Conventional treatments for DFUs could be associated with more hospital visits and a longer healing time, which would add to the patient's health care cost and potentially affect their overall quality of life. The cost involved, availability of the treatment, and frustration with the lack of healing can significantly affect patient adherence.[16] Considering the socioeconomic circumstances of the population in India in particular, these factors may contribute to poor patient adherence to the treatment protocol, leading to further complications associated with DFUs.[17]

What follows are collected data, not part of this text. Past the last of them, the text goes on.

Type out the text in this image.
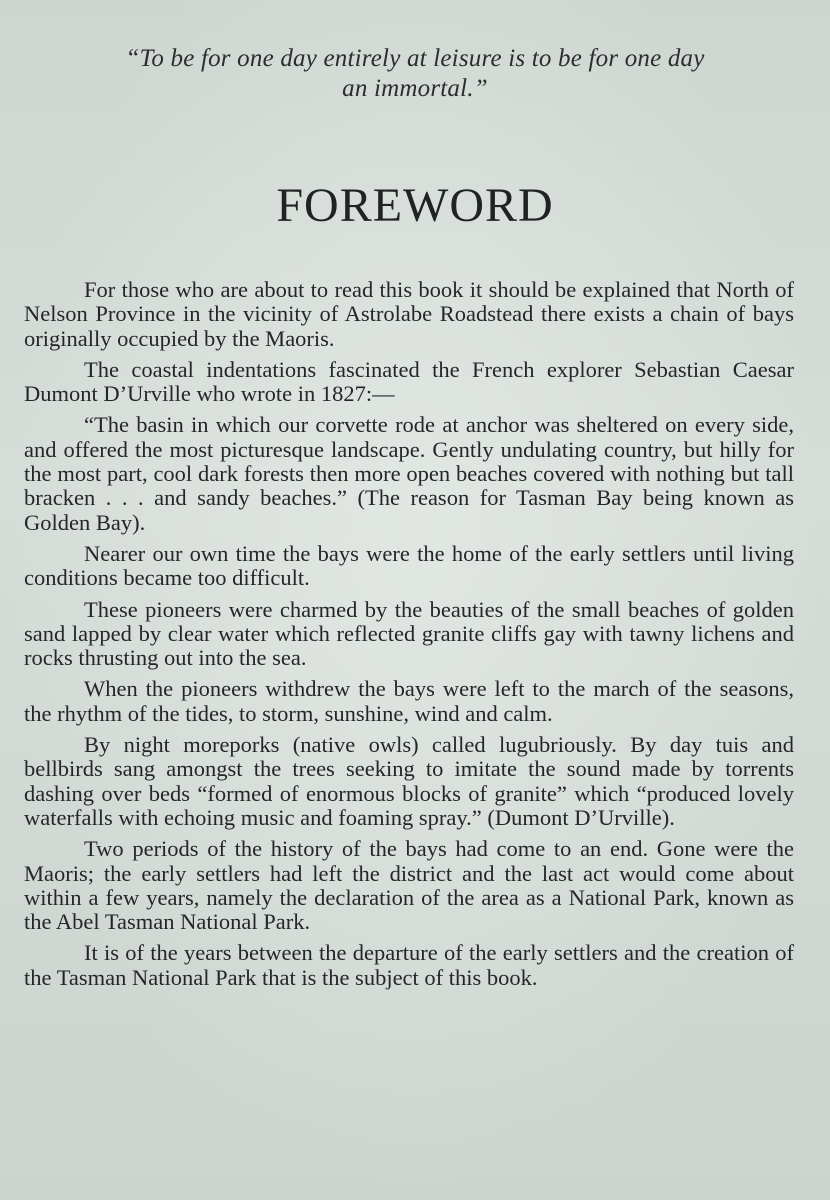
“To be for one day entirely at leisure is to be for one day
an immortal.”
FOREWORD

For those who are about to read this book it should be explained that North of Nelson Province in the vicinity of Astrolabe Roadstead there exists a chain of bays originally occupied by the Maoris.

The coastal indentations fascinated the French explorer Sebastian Caesar Dumont D’Urville who wrote in 1827:—

“The basin in which our corvette rode at anchor was sheltered on every side, and offered the most picturesque landscape. Gently undulating country, but hilly for the most part, cool dark forests then more open beaches covered with nothing but tall bracken . . . and sandy beaches.” (The reason for Tasman Bay being known as Golden Bay).

Nearer our own time the bays were the home of the early settlers until living conditions became too difficult.

These pioneers were charmed by the beauties of the small beaches of golden sand lapped by clear water which reflected granite cliffs gay with tawny lichens and rocks thrusting out into the sea.

When the pioneers withdrew the bays were left to the march of the seasons, the rhythm of the tides, to storm, sunshine, wind and calm.

By night moreporks (native owls) called lugubriously. By day tuis and bellbirds sang amongst the trees seeking to imitate the sound made by torrents dashing over beds “formed of enormous blocks of granite” which “produced lovely waterfalls with echoing music and foaming spray.” (Dumont D’Urville).

Two periods of the history of the bays had come to an end. Gone were the Maoris; the early settlers had left the district and the last act would come about within a few years, namely the declaration of the area as a National Park, known as the Abel Tasman National Park.

It is of the years between the departure of the early settlers and the creation of the Tasman National Park that is the subject of this book.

Galiano et al[18] demonstrated the efficacy of topical vascular endothelial growth factor (VEGF) application on DFUs and observed accelerated wound healing through increased angiogenesis. Osborne et al[19] demonstrated growth factor secretion ability in cell cultures of epidermal micrografts. They identified the presence of various growth factors such as VEGF and endothelial growth factor using immunohistochemistry. Based on these studies,[18,19] the authors of the current study proposed that epidermal micrografts might be used on DFUs, which could improve healing by initiating growth factor secretion at the wound bed. Such grafts might also act as a primary cover for wound closure.

In a prospective study, Hachach- Harametal[20] proposed a method of epidermal grafting using an automated tool (epidermal graft harvesting device; CELLUTOME Epidermal Harvesting System; 3M) in an outpatient setting, resulting in minimal or no pain and a scar-free donor site. A case series based in India demonstrated promising results of epidermal grafting as a potentially suitable option for managing chronic, complex wounds when only the epidermal layer is required.[21] The epidermal skin graft has only been previously used on a wound in which the wound bed had sufficient granulation tissue formation (before multiple dressings or NPWT applications were used for wound bed preparation). To the authors' knowledge, epidermal skin grafts have not demonstrated the ability to secrete growth factors, which may result in better healing outcomes. With considering the above, the current authors explored using epidermal skin grafting (ultrathin skin grafting; UTSG) in the management of DFUs.

A newer treatment modality is needed for managing DFUs that addresses the problem of delayed healing by reducing follow-up time and treatment cost as well as being readily available. The purpose of the current study was to demonstrate the efficacy of UTSG in the early healing of DFUs in terms of cost-effectiveness, reduced total number of hospital visits, and a better final outcome of the wound (ie, limb salvage rate).